Stanislav Tkachenko, an influential academic at the St Petersburg State University also voiced his support and said that Russia should “thank Donald Trump, who is teaching us a new diplomatic language. That is, to say it like it is. Maybe we won’t carve up the world like an apple, but we can certainly outline the parts of the world where our interests cannot be questioned.”

These statements could be dismissed as wishful thinking, failing as they do to account for the heightened risk of military tensions where spheres of influence collide — as they do in the Arctic. Furthermore, US-Russia relations hinge on the trajectory of the war in Ukraine, where significant obstacles remain on the path to lasting peace. Nevertheless, Trump’s remarks provide insight into how tensions between the US and Russia (and China) might evolve, even if they don’t subside. Of course, a world where weaker nations are treated as mere pawns to be “peacefully” divided among imperial powers — assuming this is the direction we are heading — is hardly the kind of multipolar order most people envision. Nor is it the order that Russia and China ostensibly advocate for, leaving open the question of how they might respond to Trump’s overtures.

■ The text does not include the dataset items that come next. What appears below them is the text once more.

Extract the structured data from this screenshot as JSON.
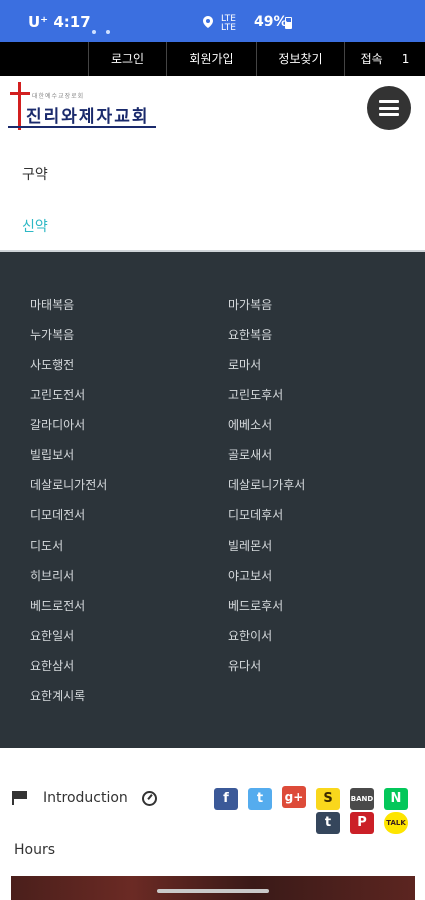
{
  "status_bar": {
    "carrier": "U⁺",
    "time": "4:17",
    "network_type_top": "LTE",
    "network_type_bottom": "LTE",
    "battery": "49%"
  },
  "top_menu": {
    "login": "로그인",
    "join": "회원가입",
    "find_info": "정보찾기",
    "visitors_label": "접속",
    "visitors_count": "1"
  },
  "header": {
    "logo_small_text": "대한예수교장로회",
    "logo_name": "진리와제자교회"
  },
  "testaments": {
    "old": "구약",
    "new": "신약",
    "active_color": "#2db8c5"
  },
  "books": {
    "left": [
      "마태복음",
      "누가복음",
      "사도행전",
      "고린도전서",
      "갈라디아서",
      "빌립보서",
      "데살로니가전서",
      "디모데전서",
      "디도서",
      "히브리서",
      "베드로전서",
      "요한일서",
      "요한삼서",
      "요한계시록"
    ],
    "right": [
      "마가복음",
      "요한복음",
      "로마서",
      "고린도후서",
      "에베소서",
      "골로새서",
      "데살로니가후서",
      "디모데후서",
      "빌레몬서",
      "야고보서",
      "베드로후서",
      "요한이서",
      "유다서"
    ]
  },
  "footer": {
    "introduction": "Introduction",
    "hours": "Hours",
    "share_icons": [
      "facebook-icon",
      "twitter-icon",
      "google-plus-icon",
      "kakaostory-icon",
      "band-icon",
      "naver-icon",
      "tumblr-icon",
      "pinterest-icon",
      "kakaotalk-icon"
    ],
    "share_glyphs": {
      "facebook": "f",
      "twitter": "t",
      "google_plus": "g+",
      "kakaostory": "S",
      "band": "BAND",
      "naver": "N",
      "tumblr": "t",
      "pinterest": "P",
      "kakaotalk": "TALK"
    }
  },
  "colors": {
    "status_bar": "#3b6fe0",
    "top_menu": "#000000",
    "books_panel": "#2c343a",
    "accent": "#2db8c5"
  }
}
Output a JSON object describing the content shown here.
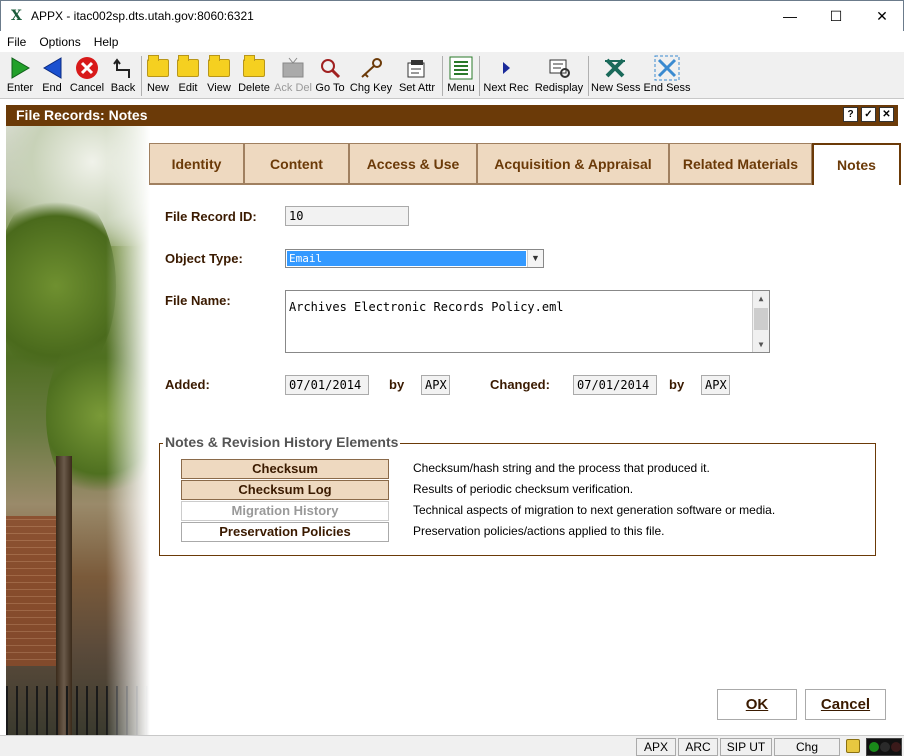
{
  "window": {
    "app_icon": "X",
    "title": "APPX - itac002sp.dts.utah.gov:8060:6321",
    "min": "—",
    "max": "☐",
    "close": "✕"
  },
  "menu": [
    "File",
    "Options",
    "Help"
  ],
  "toolbar": {
    "enter": "Enter",
    "end": "End",
    "cancel": "Cancel",
    "back": "Back",
    "new": "New",
    "edit": "Edit",
    "view": "View",
    "delete": "Delete",
    "ack_del": "Ack Del",
    "go_to": "Go To",
    "chg_key": "Chg Key",
    "set_attr": "Set Attr",
    "menu": "Menu",
    "next_rec": "Next Rec",
    "redisplay": "Redisplay",
    "new_sess": "New Sess",
    "end_sess": "End Sess"
  },
  "form": {
    "title": "File Records:  Notes",
    "help_btn": "?",
    "check_btn": "✓",
    "close_btn": "✕"
  },
  "tabs": [
    "Identity",
    "Content",
    "Access & Use",
    "Acquisition & Appraisal",
    "Related Materials",
    "Notes"
  ],
  "fields": {
    "file_record_id_label": "File Record ID:",
    "file_record_id": "10",
    "object_type_label": "Object Type:",
    "object_type": "Email",
    "file_name_label": "File Name:",
    "file_name": "Archives Electronic Records Policy.eml",
    "added_label": "Added:",
    "added_date": "07/01/2014",
    "by1": "by",
    "added_by": "APX",
    "changed_label": "Changed:",
    "changed_date": "07/01/2014",
    "by2": "by",
    "changed_by": "APX"
  },
  "notes_group": {
    "title": "Notes & Revision History Elements",
    "items": [
      {
        "label": "Checksum",
        "desc": "Checksum/hash string and the process that produced it."
      },
      {
        "label": "Checksum Log",
        "desc": "Results of periodic checksum verification."
      },
      {
        "label": "Migration History",
        "desc": "Technical aspects of migration to next generation software or media."
      },
      {
        "label": "Preservation Policies",
        "desc": "Preservation policies/actions applied to this file."
      }
    ]
  },
  "buttons": {
    "ok": "OK",
    "cancel": "Cancel"
  },
  "status": [
    "APX",
    "ARC",
    "SIP UT",
    "Chg"
  ]
}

But one place remains woefully unprepared — politically, intellectually and psychologically — to navigate these troubled waters: Europe. In a world poised to be divided into spheres of influence dominated by the United States, Russia and China, the Old Continent faces the prospect of becoming even more geopolitically weakened and vulnerable than it is now. And yet it continues to cling desperately to the myth of the transatlantic relationship, despite America’s increasingly apparent disregard for its sovereignty and prosperity, exemplified most recently by Trump’s Greenland ambitions. Indeed, it is bitterly ironic that Europe, after vassalising itself to the United States in an effort to counter a largely imagined Russian threat, now finds one of its territories being threatened not by Russia — but by the US itself.